Grundsätzlich lässt sich der weibliche Menstruationszyklus in zwei, drei oder sechs Phasen einteilen. „Da gibt es unterschiedliche Methoden“, erklärt Legerlotz. Der Zyklus beginnt immer mit dem ersten Tag der Regelblutung. „Die Phase der Menstruation sollte zwischen fünf und sieben Tagen lang sein“, so die Expertin, „und ist meist mit Unterleibsschmerzen verbunden.“
PMS und Sport während der Periode: In dieser Zeit weniger trainieren
Bis zum Eisprung spreche man von der Follikel-Phase. Danach folge die Lutealphase, die in eine frühe und späte Phase unterteilt werden kann. „Kurz vor Einsetzen der nächsten Regelblutung treten dann häufig Symptome des prämenstruellen Syndroms auf - etwa Unwohlsein, Kopf- oder Rückenschmerzen, Migräne, Flüssigkeitseinlagerung, Brustspannen.“
All diese Beschwerden können die sportliche Leistungsfähigkeit beeinflussen. „Das sollten Frauen auf dem Schirm haben und in dieser Zeit weniger intensiv trainieren, auch mal eine Pause einlegen“, sagt Legerlotz.
Regeneration im Training nach Zyklus planen
Ickler bestätigt: „Ab dem Zeitpunkt kurz vor meiner Periode bin ich schlapper und insbesondere nach dem Training deutlich erschöpfter.“ Gerade seit sie Kinder habe und nicht mehr hormonell verhüte, merke sie das sehr deutlich. Ickler plant für die Regeneration in dieser Phase daher bewusst mehr Zeit ein. So verhindert sie, frustriert aufzugeben oder sich selbst zu viel Druck zu machen - etwas, das sie schön häufiger bei anderen Frauen beobachtet hat.
Um den Eisprung haben Frauen oft mehr Kraft. Geht es um die Wahl der Sportart mit Blick auf den Zyklus, bestätigt auch Legerlotz, dass die Kraftanpassung vom Hormonhaushalt im Körper abhängig und in der Follikel- und Ovulationsphase am besten ist. „Grundsätzlich kann man aber in allen Phasen alles machen.“ Den Kraftanstieg um den Eisprung herum spürt jedoch auch Ickler: „Manchmal habe ich dann das Gefühl, dass ich in irgendeinen Zaubertrank gefallen bin.“
Doch dieser Zeitraum hat auch seine Tücken. Denn hier scheint die Verletzungsanfälligkeit am höchsten zu sein. „Meta-Analysen zeigen, dass Kreuzbandrisse insbesondere in der ersten Zyklushälfte und um die Ovulation herum gehäuft auftreten“, sagt Legerlotz.

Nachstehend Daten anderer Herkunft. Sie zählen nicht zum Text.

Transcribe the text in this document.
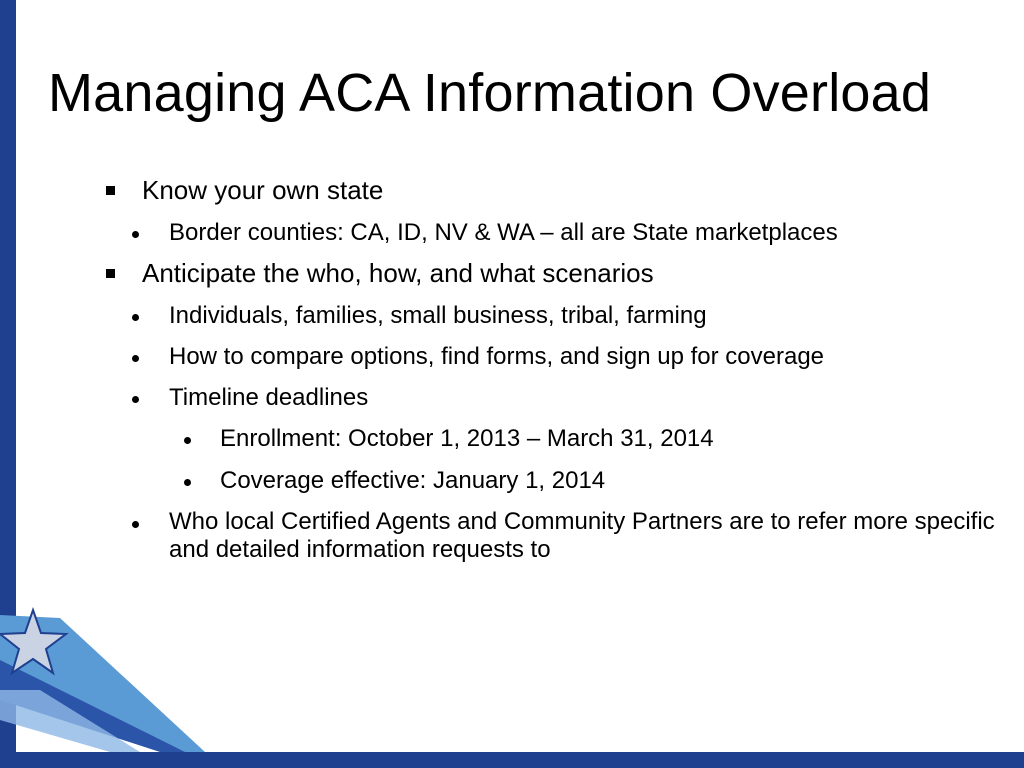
Managing ACA Information Overload
Know your own state
Border counties: CA, ID, NV & WA – all are State marketplaces
Anticipate the who, how, and what scenarios
Individuals, families, small business, tribal, farming
How to compare options, find forms, and sign up for coverage
Timeline deadlines
Enrollment: October 1, 2013 – March 31, 2014
Coverage effective: January 1, 2014
Who local Certified Agents and Community Partners are to refer more specific and detailed information requests to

Zyklusbasiertes Training: Zeit vor dem Eisprung nutzen
Warum das so ist, weiß man noch nicht gesichert. Zum einen könnte es mit dem erhöhten Östrogen- und niedrigen Progesteronspiegel zusammenhängen, wodurch Gewebe und Bänder weicher und somit anfälliger werden könnten. Zum anderen könnte aber auch die erhöhte Risikobereitschaft in der Zeit vor dem Eisprung der Grund sein. „Es ist plausibel, dass sich Frauen dann eher in Situationen begeben, in denen sie leichter stürzen oder sich überschätzen“, erklärt die Forscherin.
Gleichzeitig seien Frauen in dieser Zeit aber auch motivierter, betont Legerlotz. Genau das macht sich auch Ickler zunutze. Dann trainiert sie besonders hart und mit mehr Gewicht. „Ich nutze den Antrieb und das Potenzial“, so die 39-Jährige. Diese Zeit sei auch ideal, um Neues zu lernen, ergänzt Sportwissenschaftlerin Legerlotz.
„In der Phase vor meiner Periode sage ich mir ganz bewusst: Okay, du schaltest jetzt wieder einen Gang zurück“, so Ickler. Ihr Training fühle sich dadurch deutlich harmonischer, effizienter und durchhaltbarer an - körperlich wie psychisch. Die Sportwissenschaftlerin bestätigt sie: „Abgesehen von einem etwas erhöhten Dokumentationsaufwand hat ein zyklusorientiertes Training keine Nachteile“, so Legerlotz.